2 replies to this topic

[iamnewhere]

Hi there..

  Good day.. I will be working on differentiated PC12 cell. Normally people will use Nerve Growth Factor to differentiate the cell.

Some of people differentiated the cell in flask for 6-7 day and they will add or change NGF solution every 48 hr. After cells confluence about 70-80%, they will trypsinize/scrap and transfer to a new plate eg:24 well or 96 well plate for assay.

But others will plate the cell directly to the plate with desired cell density and differentiate the cell with NGF for 6-7 day and they will add or change NGF solution every 48 hr. Then, same as above, they will trypsinize/scrap the cell and transfer the cell into a new plate for their assay.

My question is:-
1) Does trypsin may effect the differentiation of the cell? Is it still diffrentiated after we trypsinize them?
2) Can differentiated cell change back to undifferentiated cell if we sub and grow it into a new flask? If yes, can we add NGF to differentiate the cell?

Did you know any link or people that good in this field?

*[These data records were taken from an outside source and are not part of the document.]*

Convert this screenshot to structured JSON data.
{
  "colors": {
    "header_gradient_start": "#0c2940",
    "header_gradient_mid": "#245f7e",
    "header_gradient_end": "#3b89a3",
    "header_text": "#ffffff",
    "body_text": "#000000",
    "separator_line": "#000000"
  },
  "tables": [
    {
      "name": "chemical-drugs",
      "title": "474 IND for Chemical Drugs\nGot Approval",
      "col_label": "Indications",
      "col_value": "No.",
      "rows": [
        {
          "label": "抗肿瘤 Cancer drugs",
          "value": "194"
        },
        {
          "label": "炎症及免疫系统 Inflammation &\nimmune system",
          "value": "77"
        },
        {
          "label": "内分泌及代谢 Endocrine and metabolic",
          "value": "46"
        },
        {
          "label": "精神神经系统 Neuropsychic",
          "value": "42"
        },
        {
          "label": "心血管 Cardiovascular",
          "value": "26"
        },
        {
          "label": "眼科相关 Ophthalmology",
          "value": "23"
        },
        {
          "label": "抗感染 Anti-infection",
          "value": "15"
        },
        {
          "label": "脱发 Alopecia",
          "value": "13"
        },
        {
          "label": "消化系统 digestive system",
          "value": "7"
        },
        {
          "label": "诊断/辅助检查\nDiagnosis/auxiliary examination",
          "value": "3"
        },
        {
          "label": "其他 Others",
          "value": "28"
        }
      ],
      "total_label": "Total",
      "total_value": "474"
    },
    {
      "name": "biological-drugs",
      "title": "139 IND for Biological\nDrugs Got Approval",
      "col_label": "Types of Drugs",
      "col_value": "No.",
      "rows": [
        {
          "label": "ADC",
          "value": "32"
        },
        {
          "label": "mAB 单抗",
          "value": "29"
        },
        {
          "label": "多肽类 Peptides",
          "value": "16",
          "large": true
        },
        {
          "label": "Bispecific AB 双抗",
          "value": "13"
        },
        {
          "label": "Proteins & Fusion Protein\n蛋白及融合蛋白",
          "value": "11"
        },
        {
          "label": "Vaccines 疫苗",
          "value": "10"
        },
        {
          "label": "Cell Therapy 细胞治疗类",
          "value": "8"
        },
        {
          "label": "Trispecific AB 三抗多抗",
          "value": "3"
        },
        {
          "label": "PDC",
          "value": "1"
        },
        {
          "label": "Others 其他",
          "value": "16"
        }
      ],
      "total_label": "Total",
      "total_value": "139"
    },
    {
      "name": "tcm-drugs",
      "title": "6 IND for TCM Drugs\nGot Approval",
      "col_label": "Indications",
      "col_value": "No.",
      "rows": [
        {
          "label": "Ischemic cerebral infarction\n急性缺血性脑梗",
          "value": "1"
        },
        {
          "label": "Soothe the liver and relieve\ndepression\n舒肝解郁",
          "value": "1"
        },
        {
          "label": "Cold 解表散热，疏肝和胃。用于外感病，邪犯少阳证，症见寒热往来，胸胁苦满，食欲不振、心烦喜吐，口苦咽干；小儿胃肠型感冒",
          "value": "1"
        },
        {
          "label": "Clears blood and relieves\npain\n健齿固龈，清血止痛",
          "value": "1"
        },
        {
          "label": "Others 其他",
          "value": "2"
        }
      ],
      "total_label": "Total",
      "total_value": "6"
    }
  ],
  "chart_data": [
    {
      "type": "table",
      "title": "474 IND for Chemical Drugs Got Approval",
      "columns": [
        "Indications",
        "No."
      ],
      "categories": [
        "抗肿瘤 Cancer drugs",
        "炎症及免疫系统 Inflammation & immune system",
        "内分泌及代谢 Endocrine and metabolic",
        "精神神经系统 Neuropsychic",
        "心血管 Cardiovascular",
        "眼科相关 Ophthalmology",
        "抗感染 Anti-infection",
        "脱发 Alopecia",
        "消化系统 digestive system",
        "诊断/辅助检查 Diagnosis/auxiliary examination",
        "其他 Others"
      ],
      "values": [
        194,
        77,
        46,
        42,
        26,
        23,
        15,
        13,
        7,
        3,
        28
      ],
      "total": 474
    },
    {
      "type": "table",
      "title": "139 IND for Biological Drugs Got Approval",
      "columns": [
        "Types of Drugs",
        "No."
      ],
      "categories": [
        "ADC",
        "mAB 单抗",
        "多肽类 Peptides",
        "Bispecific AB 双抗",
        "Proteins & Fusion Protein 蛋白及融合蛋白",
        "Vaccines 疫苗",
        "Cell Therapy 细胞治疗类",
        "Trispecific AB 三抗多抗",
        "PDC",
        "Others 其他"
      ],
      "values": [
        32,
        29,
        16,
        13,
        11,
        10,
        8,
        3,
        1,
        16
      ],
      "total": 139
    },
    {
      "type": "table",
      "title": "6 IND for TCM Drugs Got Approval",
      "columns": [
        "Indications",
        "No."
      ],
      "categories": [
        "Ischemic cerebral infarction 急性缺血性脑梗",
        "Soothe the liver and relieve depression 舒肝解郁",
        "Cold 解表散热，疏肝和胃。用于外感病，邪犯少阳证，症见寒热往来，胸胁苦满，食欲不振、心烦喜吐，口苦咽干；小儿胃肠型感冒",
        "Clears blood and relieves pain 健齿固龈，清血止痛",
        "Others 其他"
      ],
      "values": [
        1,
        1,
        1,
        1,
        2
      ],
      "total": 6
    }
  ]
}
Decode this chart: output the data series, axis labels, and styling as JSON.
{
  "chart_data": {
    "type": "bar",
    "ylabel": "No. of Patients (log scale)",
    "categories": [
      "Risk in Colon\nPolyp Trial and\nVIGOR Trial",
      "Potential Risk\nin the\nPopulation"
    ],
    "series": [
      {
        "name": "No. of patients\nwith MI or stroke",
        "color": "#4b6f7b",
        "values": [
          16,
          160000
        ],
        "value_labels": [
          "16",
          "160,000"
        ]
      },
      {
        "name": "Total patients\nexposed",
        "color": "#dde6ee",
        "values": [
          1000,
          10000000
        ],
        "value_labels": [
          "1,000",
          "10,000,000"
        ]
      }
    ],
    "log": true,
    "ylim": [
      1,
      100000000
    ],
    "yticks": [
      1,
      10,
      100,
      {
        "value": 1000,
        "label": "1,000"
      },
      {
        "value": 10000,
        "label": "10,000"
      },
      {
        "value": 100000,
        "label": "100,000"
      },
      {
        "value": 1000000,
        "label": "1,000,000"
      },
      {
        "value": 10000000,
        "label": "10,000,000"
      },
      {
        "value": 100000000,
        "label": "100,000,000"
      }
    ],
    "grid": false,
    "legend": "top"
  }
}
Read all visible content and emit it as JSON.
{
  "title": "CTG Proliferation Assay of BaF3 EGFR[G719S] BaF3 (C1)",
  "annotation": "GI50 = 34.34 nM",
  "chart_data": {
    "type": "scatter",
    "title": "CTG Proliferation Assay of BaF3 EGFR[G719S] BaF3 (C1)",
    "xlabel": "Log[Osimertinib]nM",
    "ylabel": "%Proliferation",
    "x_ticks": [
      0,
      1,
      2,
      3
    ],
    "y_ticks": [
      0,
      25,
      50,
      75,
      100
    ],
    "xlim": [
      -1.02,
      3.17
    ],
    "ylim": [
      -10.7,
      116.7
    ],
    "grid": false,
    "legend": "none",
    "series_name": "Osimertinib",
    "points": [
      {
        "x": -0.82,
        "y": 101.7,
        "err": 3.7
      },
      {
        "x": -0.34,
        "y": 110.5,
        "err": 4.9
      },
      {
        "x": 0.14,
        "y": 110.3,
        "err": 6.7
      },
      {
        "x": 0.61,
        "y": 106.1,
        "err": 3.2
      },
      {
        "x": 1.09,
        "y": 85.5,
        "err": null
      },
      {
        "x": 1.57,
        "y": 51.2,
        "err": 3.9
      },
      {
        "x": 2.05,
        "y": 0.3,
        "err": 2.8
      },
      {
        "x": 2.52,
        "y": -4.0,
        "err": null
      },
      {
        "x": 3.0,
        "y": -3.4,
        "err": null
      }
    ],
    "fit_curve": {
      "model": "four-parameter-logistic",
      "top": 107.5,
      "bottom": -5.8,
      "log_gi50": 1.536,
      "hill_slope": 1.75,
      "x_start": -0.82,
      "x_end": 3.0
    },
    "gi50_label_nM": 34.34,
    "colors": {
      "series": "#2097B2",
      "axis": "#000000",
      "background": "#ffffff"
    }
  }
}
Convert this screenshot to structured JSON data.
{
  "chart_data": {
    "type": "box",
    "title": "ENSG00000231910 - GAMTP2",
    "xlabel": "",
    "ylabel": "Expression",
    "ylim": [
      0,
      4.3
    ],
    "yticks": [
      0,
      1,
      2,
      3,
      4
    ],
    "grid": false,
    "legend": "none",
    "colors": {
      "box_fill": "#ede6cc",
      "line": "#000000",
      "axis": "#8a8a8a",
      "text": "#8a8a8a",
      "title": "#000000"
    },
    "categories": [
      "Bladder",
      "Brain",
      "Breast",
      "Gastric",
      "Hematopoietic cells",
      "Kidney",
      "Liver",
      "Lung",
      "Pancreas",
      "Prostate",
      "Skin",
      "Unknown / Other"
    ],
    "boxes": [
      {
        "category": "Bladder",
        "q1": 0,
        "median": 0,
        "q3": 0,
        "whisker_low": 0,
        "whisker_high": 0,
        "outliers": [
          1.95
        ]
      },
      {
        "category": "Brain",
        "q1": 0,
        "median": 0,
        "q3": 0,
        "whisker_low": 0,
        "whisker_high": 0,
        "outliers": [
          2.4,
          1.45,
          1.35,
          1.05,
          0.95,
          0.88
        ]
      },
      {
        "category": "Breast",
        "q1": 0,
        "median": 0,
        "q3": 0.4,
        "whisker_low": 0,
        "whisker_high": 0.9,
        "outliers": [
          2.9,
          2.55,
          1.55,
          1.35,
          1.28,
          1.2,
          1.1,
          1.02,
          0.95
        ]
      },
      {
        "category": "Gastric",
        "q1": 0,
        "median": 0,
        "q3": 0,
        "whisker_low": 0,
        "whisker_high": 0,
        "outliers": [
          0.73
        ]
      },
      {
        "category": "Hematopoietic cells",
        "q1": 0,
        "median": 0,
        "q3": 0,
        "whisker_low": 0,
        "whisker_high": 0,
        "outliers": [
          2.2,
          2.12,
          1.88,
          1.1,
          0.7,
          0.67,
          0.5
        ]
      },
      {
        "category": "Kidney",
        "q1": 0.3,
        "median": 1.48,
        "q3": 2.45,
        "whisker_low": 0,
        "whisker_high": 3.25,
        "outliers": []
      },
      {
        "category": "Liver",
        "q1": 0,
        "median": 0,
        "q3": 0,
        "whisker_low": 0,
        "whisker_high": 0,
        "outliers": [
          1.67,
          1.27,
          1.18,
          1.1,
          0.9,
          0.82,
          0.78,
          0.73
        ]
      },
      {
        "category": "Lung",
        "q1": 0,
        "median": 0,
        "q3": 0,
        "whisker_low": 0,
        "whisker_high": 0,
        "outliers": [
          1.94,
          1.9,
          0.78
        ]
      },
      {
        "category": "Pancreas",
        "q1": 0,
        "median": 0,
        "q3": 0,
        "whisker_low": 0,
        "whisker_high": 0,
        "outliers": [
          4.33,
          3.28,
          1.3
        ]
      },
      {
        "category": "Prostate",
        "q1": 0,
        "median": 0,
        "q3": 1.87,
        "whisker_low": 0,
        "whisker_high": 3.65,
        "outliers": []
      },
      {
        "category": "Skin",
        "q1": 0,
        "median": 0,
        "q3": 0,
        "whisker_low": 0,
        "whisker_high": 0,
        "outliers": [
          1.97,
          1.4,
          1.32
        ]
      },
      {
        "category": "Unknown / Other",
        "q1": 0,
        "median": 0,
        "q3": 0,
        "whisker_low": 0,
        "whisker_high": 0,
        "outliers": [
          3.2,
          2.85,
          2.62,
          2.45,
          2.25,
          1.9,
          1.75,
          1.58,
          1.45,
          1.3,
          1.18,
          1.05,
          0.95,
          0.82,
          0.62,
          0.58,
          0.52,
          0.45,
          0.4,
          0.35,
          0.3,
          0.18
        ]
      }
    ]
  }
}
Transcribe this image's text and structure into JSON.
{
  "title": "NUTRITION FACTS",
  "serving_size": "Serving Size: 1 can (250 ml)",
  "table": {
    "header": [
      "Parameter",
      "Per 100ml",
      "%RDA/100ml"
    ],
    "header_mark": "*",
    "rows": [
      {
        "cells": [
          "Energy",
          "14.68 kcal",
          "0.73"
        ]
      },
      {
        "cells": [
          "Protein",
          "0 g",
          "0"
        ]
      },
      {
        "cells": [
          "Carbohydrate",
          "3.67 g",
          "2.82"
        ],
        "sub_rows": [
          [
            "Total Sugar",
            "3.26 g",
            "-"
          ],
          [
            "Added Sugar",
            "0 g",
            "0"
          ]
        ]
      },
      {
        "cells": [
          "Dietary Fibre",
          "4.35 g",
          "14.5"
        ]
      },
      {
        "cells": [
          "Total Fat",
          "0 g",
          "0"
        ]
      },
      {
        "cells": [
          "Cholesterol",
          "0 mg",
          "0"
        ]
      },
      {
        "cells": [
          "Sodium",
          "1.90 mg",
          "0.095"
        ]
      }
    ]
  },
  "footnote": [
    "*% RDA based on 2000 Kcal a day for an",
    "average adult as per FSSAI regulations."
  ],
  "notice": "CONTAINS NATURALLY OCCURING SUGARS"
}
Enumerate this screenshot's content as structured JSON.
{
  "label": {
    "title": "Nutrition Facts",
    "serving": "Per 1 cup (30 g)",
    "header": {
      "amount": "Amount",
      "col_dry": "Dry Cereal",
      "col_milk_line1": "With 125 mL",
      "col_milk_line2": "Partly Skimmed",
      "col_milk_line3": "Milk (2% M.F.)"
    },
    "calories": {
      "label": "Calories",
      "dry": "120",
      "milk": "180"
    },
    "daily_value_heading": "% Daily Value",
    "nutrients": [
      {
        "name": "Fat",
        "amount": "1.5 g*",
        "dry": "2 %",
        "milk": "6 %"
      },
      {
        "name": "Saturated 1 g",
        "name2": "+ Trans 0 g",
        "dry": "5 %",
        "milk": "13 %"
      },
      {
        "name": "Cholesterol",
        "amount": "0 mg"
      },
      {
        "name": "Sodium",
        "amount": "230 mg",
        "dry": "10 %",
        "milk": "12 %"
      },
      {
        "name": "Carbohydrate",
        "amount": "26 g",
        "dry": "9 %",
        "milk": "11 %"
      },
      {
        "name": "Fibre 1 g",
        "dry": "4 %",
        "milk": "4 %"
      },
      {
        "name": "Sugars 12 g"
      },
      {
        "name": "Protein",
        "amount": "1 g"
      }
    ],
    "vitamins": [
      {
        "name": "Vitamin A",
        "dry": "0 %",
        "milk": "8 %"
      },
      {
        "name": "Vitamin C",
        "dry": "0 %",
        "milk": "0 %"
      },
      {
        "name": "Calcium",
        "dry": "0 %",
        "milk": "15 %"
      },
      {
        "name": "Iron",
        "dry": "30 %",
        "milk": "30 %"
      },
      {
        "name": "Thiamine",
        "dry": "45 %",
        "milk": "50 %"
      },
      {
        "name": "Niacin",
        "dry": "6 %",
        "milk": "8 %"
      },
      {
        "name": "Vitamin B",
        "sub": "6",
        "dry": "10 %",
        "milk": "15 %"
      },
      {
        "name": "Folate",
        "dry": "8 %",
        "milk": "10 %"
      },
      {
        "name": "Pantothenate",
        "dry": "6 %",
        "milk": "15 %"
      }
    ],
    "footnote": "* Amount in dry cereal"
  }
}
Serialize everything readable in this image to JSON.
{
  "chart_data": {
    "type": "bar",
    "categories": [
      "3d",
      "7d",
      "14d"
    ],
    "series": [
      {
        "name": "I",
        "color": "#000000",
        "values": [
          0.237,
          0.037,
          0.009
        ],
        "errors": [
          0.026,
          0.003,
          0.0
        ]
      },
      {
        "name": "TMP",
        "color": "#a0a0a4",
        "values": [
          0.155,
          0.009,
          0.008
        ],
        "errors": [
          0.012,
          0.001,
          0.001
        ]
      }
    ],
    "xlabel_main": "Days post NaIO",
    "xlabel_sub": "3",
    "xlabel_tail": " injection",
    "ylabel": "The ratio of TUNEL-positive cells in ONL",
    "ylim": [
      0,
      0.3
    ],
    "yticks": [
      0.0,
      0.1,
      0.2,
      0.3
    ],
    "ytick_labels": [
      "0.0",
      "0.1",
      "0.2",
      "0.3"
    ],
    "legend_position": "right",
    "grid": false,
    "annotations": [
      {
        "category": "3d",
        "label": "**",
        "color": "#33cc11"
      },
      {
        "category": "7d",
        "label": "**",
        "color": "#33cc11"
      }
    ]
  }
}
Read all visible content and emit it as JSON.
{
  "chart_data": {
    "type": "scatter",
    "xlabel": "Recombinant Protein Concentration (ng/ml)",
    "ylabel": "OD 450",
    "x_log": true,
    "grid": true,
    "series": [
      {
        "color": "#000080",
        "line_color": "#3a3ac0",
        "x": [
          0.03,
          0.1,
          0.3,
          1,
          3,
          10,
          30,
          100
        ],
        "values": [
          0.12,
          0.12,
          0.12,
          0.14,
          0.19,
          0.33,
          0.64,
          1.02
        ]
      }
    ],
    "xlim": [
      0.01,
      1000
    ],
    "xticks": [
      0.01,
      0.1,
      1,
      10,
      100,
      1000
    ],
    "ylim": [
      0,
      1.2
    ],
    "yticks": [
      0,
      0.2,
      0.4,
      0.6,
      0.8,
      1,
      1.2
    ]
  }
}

Thanks alot for your concern. Hope to get reply from you soon.. ... Thanks alot.

Best Regards
-me-

[gamizz]

Hi,


I am working with PC12 cells almost 2 years and I never tripsinize them. According to the literature ( regulation of the differentiation of PC12 pheocytochroma cells,1989)tripsinisation deplete fast NGF receptors therefore it can effect cellular response to NGF. Therefore I always do pipeting to detach them. But I never touch the cells after differentiation, i mean I don't passage them. Because if you passage after differentiation you will harm neurites.

I hope it will be useful



Hi there..

  Good day.. I will be working on differentiated PC12 cell. Normally people will use Nerve Growth Factor to differentiate the cell.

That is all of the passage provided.